Most of the existing housing in Europe was constructed between 1945 and 1975. This is due to both the rebuilding of Europe after the destructions of the Second World War and the economic boom that began in the later 1950s. Public funding played a particular role during this brief historical phase. The state or state subsidized institutions had to address the great shortage of housing and at the same time had a unique opportunity to realize their housing policy ideals.
The conference ‘The Renewal of Dwelling’, organized by Dr. Elli Mosayebi, Professor of Housing and Design at the Technical University of Darmstadt and hosted by the German Architecture Museum in Frankfurt, initiated a journey through time to explore the evolution of subsidized construction of apartment buildings in Europe, the standards, the conventions and norms as well as the search for new forms of housing, innovative possibilities of technology and construction, and alternative aesthetic ideals.

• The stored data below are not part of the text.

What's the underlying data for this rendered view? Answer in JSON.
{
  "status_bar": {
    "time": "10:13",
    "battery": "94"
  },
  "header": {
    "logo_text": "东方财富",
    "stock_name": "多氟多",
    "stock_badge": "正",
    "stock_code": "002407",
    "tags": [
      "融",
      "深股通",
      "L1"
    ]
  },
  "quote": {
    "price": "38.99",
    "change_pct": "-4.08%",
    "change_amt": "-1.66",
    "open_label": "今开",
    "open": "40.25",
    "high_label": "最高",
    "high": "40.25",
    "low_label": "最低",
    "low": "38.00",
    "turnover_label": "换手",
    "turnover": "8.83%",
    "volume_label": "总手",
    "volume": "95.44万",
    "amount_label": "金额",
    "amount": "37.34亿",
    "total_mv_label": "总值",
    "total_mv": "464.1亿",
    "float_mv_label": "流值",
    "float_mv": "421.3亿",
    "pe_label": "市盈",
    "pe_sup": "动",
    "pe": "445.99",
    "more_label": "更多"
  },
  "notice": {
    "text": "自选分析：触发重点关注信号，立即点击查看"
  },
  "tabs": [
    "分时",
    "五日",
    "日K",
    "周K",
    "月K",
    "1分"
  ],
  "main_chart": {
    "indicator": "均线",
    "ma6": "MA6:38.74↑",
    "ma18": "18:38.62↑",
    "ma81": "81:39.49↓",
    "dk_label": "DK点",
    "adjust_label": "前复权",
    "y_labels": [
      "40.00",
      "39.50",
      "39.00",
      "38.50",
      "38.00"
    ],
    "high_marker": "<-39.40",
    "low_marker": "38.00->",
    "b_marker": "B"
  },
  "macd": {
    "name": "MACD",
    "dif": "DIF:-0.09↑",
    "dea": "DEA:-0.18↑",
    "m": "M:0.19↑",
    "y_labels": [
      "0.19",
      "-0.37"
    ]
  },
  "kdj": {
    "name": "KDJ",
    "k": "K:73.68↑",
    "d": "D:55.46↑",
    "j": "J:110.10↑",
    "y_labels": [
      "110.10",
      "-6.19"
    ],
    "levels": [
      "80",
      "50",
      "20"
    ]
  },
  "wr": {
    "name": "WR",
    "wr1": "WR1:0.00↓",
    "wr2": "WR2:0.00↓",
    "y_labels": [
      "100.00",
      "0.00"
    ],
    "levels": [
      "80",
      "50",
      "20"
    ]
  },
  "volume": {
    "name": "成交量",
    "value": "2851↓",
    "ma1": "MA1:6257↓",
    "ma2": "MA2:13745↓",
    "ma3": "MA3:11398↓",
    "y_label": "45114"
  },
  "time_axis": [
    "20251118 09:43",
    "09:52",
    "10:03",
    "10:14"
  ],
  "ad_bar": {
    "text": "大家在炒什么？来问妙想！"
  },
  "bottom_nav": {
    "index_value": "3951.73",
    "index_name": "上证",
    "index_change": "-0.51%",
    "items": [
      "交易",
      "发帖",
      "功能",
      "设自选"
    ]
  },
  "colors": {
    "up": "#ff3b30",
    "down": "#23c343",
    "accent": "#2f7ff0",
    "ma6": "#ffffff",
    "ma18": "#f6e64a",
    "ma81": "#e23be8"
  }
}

The first day presented various Public Housing Initiatives ranging from the success story of the Cooperatives in post-war Norway to the SAAL housing process which has been the legacy of the 1974 Portuguese Revolution but also from the role of social housing in the reconstruction of Lyon to the work of the London County Council in the ’50s.
Housing Europe Communications Director, Michalis Goudis delivered the keynote of the day under the title ‘The State of Housing in the EU today and the “Housing for All” vision’. Michalis presented the key finding of the ‘State of Housing in the EU 2015’ report, putting some data on the table that filled to a certain extend the lack of research around the housing sector that the first panel had identified. Making the connection with the Brussels scene but also with initiatives across Europe, Michalis focused on the issue of investing in quality housing to avoid the significant costs of inadequate housing. Michalis concluded his presentation briefly sharing a snapshot of the ‘Housing for All’ campaign urging also architects to build on what works, so that the sector can deliver addressing the pressing and changing needs of people.
The second day was dedicated to a number of Architectural Case Studies highlighting the work of legendary architects such as Oswald Mathias Ungers in Cologne, Drago Falic in Zagreb but also the work of Aris Konstantinidis for Greek Social Housing Organisation from 1955 to 1957. The city of Brussels was as well in the epicentre with a presentation around ‘The Struggle between Public and Private Initiatives for Housing Construction in the Capital of Europe’.
An accompanying exhibition under the same title was also inaugurated on November 24th (will be running at DAM until 18 December) presenting for the first time the results of the research seminar “Wohnen in Europa” (Housing in Europe) by architecture students of the chair of housing and design at TU Darmstadt. The project focuses on some 70 architecturally outstanding but internationally little known apartment buildings in Brussels, Zagreb, Cologne, Oslo, Porto, Lyon and Athens.